In the discourse since the January 6th insurrection, many have expressed a desire to “unify the country,” but most fail to say how they would go about doing so. Those who do offer solutions that seem wholly unpalatable – such as completely forgiving those who participated in or incited this attack on our democracy, or the opposite, such as passing harsh new laws to clamp down on protesting. I can’t blame anyone who is unable to offer perfect solutions to the generational problems that the Capitol insurrection laid bare for all to see. After all, many of the divides fracturing our body politic are deep-rooted, with some going all the way back to the founding of this country.

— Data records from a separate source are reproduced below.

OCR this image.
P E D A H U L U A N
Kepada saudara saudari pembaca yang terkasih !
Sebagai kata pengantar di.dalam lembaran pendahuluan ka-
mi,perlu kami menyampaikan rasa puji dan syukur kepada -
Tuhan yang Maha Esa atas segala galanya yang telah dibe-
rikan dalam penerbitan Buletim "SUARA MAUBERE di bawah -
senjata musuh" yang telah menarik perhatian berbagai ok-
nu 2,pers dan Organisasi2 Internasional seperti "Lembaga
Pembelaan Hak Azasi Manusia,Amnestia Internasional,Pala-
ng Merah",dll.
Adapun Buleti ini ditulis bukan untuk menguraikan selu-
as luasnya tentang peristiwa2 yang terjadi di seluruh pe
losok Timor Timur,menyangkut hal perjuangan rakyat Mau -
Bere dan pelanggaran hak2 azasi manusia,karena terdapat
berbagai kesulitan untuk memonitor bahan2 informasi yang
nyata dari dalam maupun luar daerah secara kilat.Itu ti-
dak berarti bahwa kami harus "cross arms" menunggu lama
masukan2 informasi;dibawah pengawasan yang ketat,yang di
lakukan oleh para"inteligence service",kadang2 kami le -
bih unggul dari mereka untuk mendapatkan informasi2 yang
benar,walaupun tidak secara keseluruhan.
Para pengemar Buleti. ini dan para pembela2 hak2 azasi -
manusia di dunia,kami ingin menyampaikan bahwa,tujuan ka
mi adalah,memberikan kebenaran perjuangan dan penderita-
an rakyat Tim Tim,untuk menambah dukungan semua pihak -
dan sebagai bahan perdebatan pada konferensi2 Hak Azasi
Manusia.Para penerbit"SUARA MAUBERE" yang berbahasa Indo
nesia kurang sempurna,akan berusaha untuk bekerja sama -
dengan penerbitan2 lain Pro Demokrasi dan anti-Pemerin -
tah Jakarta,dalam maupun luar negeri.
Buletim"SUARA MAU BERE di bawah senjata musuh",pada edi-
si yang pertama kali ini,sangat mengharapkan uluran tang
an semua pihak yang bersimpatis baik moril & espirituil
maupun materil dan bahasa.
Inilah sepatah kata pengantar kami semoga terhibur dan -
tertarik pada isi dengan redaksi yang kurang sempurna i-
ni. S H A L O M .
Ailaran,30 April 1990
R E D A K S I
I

I believe healing starts with holding those who participated in and incited the insurrection accountable through swift prosecution and meaningful sentencing. I don’t think, however, things need to go as far as increasing the already worrying amount of surveillance on American citizens. We can and will overcome these divisions without eroding the rights of all citizens, and it starts through the power of relational organizing. Through it, I strongly believe that we can overcome our differences, and it starts with each person reading this blog. Take some time this week to reach out (virtually!) to a neighbor or member of your church who you haven’t talked to before. You’ll be surprised at what you might have in common.